Kepert described one of Smith's descriptive and more anthropomorphic paragraphs as "gush like a breathless romance": "She reflected on the set of his head, the way it thrust powerfully forward and down from his blowholes to the fine line of his tightly closed jaw ... Nika noted in Musco that the smug expression was tempered somehow by an overall look of good humour ... She liked this whale."

Kepert told readers Smith had "... done his research. The whales' migratory habits, their diet, their physiology, their family and group patterns, are doubtless as the scientist sees them."

==Health decline==

=== Diagnosis of cancer ===
Diagnosed with cancer, Smith appeared on 60 Minutes on the Nine Network in Australia, discussing the disease.

In the last year of his life he spoke publicly about his battle with the disease on his radio show and in newspapers.
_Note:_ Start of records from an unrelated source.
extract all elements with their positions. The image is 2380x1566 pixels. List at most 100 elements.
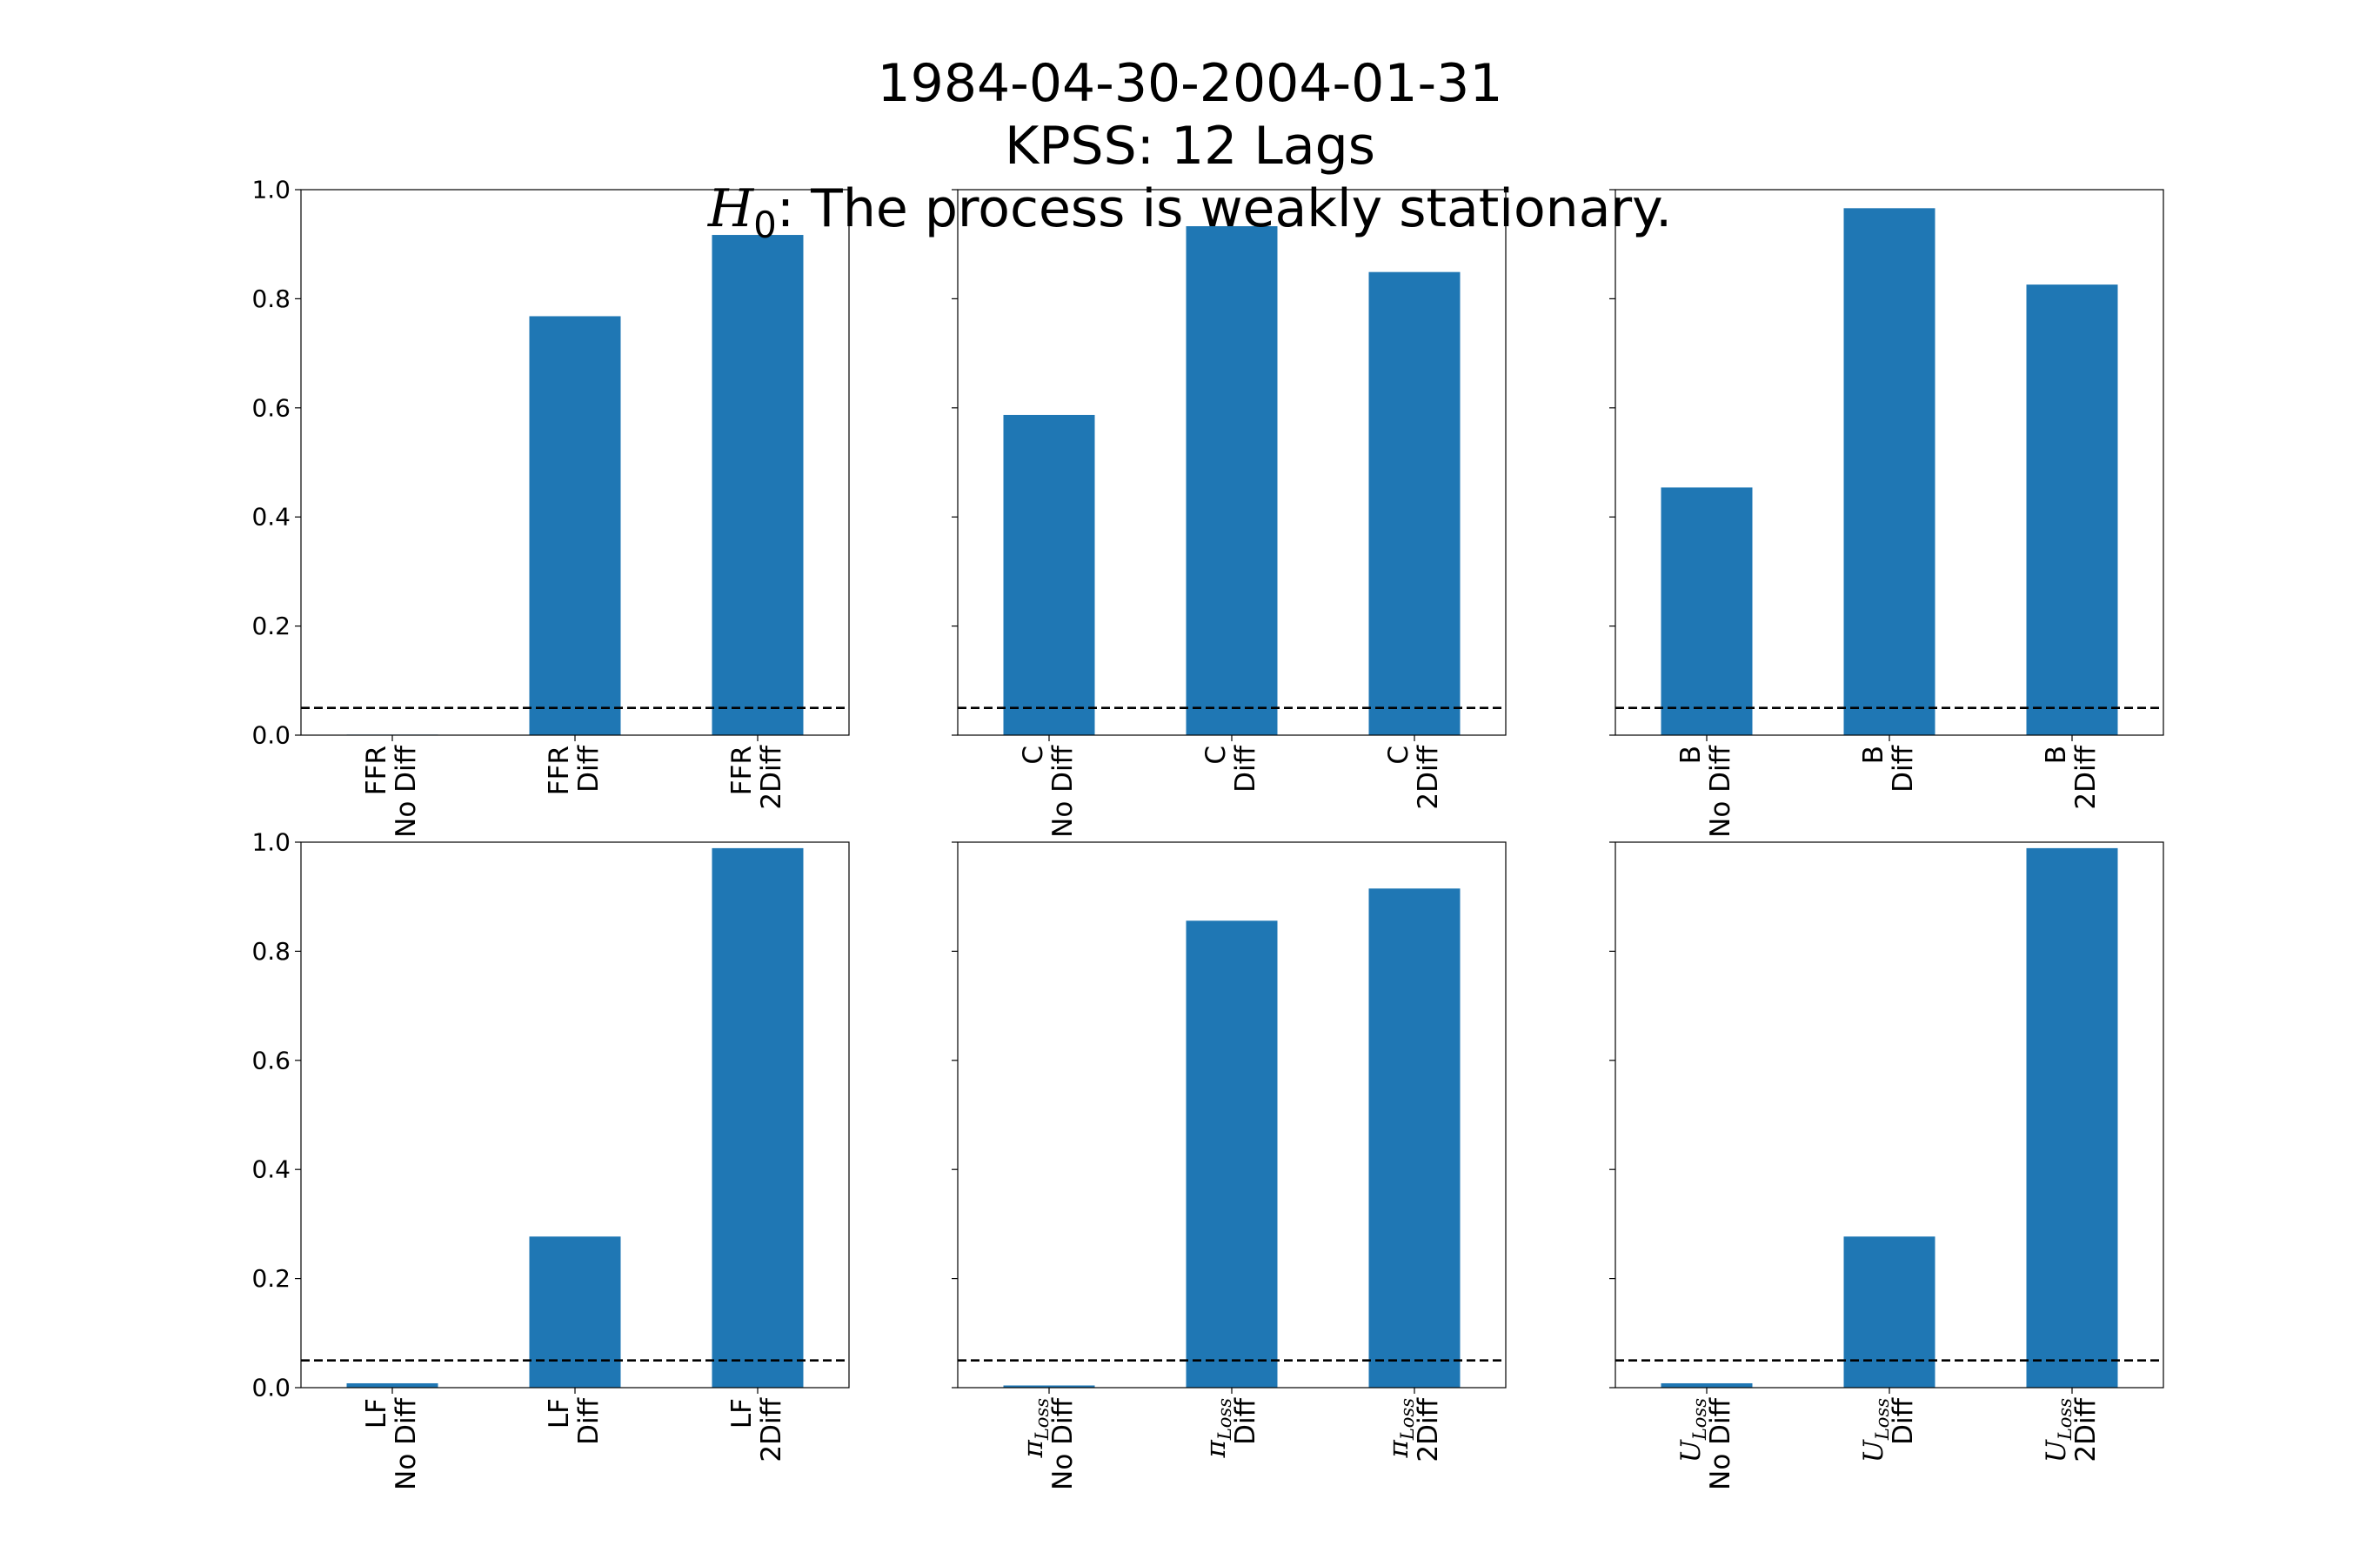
variable-symbol: π (1383, 1440, 1414, 1459)
y-tick-label: 0.6 (251, 1046, 291, 1074)
x-tick-label-variable: B (1858, 746, 1889, 764)
y-tick-label: 0.6 (251, 393, 291, 422)
variable-symbol: U (2041, 1439, 2072, 1462)
x-tick-label-variable: πLoss (1018, 1398, 1053, 1459)
bar (529, 316, 621, 735)
variable-symbol: π (1018, 1440, 1049, 1459)
x-tick-label-diff: No Diff (391, 1397, 422, 1489)
variable-subscript: Loss (1689, 1398, 1710, 1441)
bar (712, 847, 804, 1388)
variable-subscript: Loss (1397, 1398, 1418, 1441)
x-tick-label-variable: ULoss (2041, 1398, 2076, 1463)
hypothesis-text: : The process is weakly stationary. (776, 178, 1673, 239)
variable-subscript: Loss (1214, 1398, 1235, 1441)
variable-symbol: π (1200, 1440, 1232, 1459)
bar (2026, 284, 2118, 735)
y-tick-label: 0.2 (251, 612, 291, 640)
bar (1186, 920, 1278, 1388)
variable-subscript: Loss (1032, 1398, 1053, 1441)
x-tick-label-variable: C (1383, 746, 1414, 765)
variable-symbol: U (1858, 1439, 1889, 1462)
y-tick-label: 1.0 (251, 176, 291, 204)
x-tick-label-diff: Diff (1230, 745, 1261, 792)
bar (1003, 414, 1095, 735)
x-tick-label-diff: Diff (1230, 1397, 1261, 1444)
x-tick-label-diff: Diff (1888, 1397, 1919, 1444)
y-tick-label: 0.4 (251, 1155, 291, 1184)
x-tick-label-variable: FFR (544, 746, 575, 795)
x-tick-label-variable: LF (726, 1398, 758, 1429)
x-tick-label-diff: No Diff (1047, 1397, 1079, 1489)
variable-subscript: Loss (2055, 1398, 2076, 1441)
chart-title-hypothesis: H0: The process is weakly stationary. (0, 183, 2380, 244)
hypothesis-symbol: H (707, 178, 754, 239)
y-tick-label: 1.0 (251, 828, 291, 857)
x-tick-label-diff: No Diff (1705, 745, 1736, 837)
x-tick-label-variable: B (2041, 746, 2072, 764)
x-tick-label-variable: FFR (361, 746, 392, 795)
hypothesis-subscript: 0 (753, 204, 777, 246)
bar (1003, 1385, 1095, 1388)
bar (1186, 226, 1278, 735)
x-tick-label-diff: 2Diff (1413, 745, 1444, 809)
x-tick-label-variable: πLoss (1383, 1398, 1418, 1459)
y-tick-label: 0.4 (251, 503, 291, 532)
x-tick-label-variable: B (1675, 746, 1707, 764)
y-tick-label: 0.2 (251, 1264, 291, 1293)
x-tick-label-variable: ULoss (1675, 1398, 1710, 1463)
x-tick-label-diff: No Diff (1047, 745, 1079, 837)
x-tick-label-diff: 2Diff (1413, 1397, 1444, 1462)
x-tick-label-variable: πLoss (1200, 1398, 1235, 1459)
variable-symbol: U (1675, 1439, 1707, 1462)
chart-title-test: KPSS: 12 Lags (1005, 116, 1375, 177)
bar (2026, 847, 2118, 1388)
bar (712, 235, 804, 735)
bar (1843, 208, 1935, 735)
bar (529, 1236, 621, 1388)
chart-title-date-range: 1984-04-30-2004-01-31 (877, 53, 1503, 114)
variable-subscript: Loss (1872, 1398, 1893, 1441)
x-tick-label-variable: C (1018, 746, 1049, 765)
x-tick-label-variable: LF (361, 1398, 392, 1429)
bar (346, 1382, 438, 1388)
bar (1368, 888, 1461, 1388)
y-tick-label: 0.0 (251, 1374, 291, 1402)
x-tick-label-variable: ULoss (1858, 1398, 1893, 1463)
bar (1368, 271, 1461, 735)
y-tick-label: 0.8 (251, 937, 291, 966)
bar (1661, 1382, 1753, 1388)
bar (1843, 1236, 1935, 1388)
x-tick-label-variable: C (1200, 746, 1232, 765)
bar (1661, 487, 1753, 735)
x-tick-label-diff: 2Diff (756, 745, 787, 809)
x-tick-label-variable: LF (544, 1398, 575, 1429)
y-tick-label: 0.0 (251, 721, 291, 750)
x-tick-label-diff: 2Diff (2070, 745, 2102, 809)
y-tick-label: 0.8 (251, 284, 291, 313)
x-tick-label-diff: 2Diff (756, 1397, 787, 1462)
x-tick-label-diff: Diff (573, 745, 605, 792)
x-tick-label-variable: FFR (726, 746, 758, 795)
He continued with a weekly newspaper column; his last was published 12 days before his death.

=== Death ===
Smith died of cancer in Adelaide on 20 April 1991, at the age of 48.

==Tributes==
On 21 April 1991 the Canberra Times published an article headlined "'The thinking man's broadcaster dies at 48".

The South Australian premier at the time, John Bannon, repeated the compliment, going on to say "He dealt with serious events and put all points of view" and "He knew which issues touched people. He could boil complex arguments down so ordinary people could understand them, both on the air and in print.".